Все это приводит к тому, что креативная личность одинока не только среди большинства нормальных людей, личностное функционирование которых протекает по иным психофизиологическим законам. Она одинока и среди себе подобных. Креативная личность всегда стремится к уединению и индивидуальной самостоятельной деятельности. Единственным исключением можно считать лишь те случаи, когда сферы креативной деятельности двух креативных личностей настолько далеко отстоят друг от друга, что не возникает опасения в проникновении конкурента на свою территорию. Тогда креативные личности могут с определенной безопасностью устанавливать более или менее тесные межличностные связи, испытывать взаимную симпатию и интерес, как это происходило, например, между Фрейдом и Энштейном.

Только понимание сущности креативной деятельности и креативной личности, только понимание сущности адаптивной конформистской деятельности примитивной личности возможно поможет избежать бесплодных попыток искусственных личностных трансформаций, которые ни к чему, кроме как к нарушениям нормального функционирования психики, не приведут. Невозможно и не нужно искусственно вырастить гения и нет никаких оснований обвинять общество в том, что оно, исходя из своей сути, настороженно относится к данному феномену. Для общества примитивных личностей хороший гений всегда – мертвый гений.

Никакие внешние усилия, никакие внешние стимулы не могут заставить нормального человека заниматься творчеством. С чувством глубокого удивления и непонимания взирает примитивная личность на «тихопомешанного» креата. Улыбку сожаления вызывают у нее все «ненормальное» существование креативной личности.
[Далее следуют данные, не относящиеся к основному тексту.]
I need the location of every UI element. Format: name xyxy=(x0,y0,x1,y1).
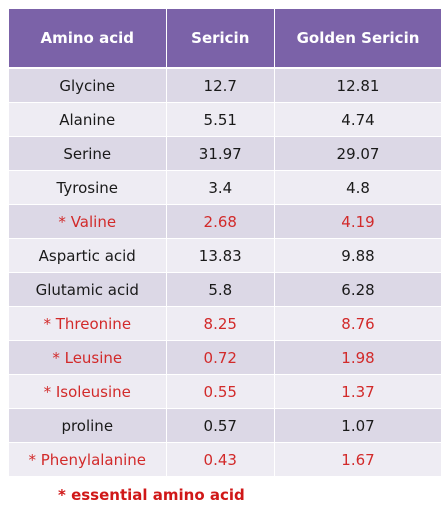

Креативная личность – это всегда пороховая бочка, стоящая в гуще людей, это всегда угроза стабильности. Мертвая креативная личность и плоды ее деятельности опасны значительно менее и часто становятся символами мощи национального духа, гордостью нации.

Сущность креативной личности в ее избыточном потенциале психической энергии, который она вынуждена тратить с помощью максимально энергоемкой креативной деятельности.

Мелкоячеистая когнитивная сетка позволяет креативной личности улавливать удивительно тонкие феномены и систему причинных взаимосвязей между ними.

Признаки креативной личности – ее активность, созидательность, эстетичность, нонконформность, асоциальность, одиночество и аутизм.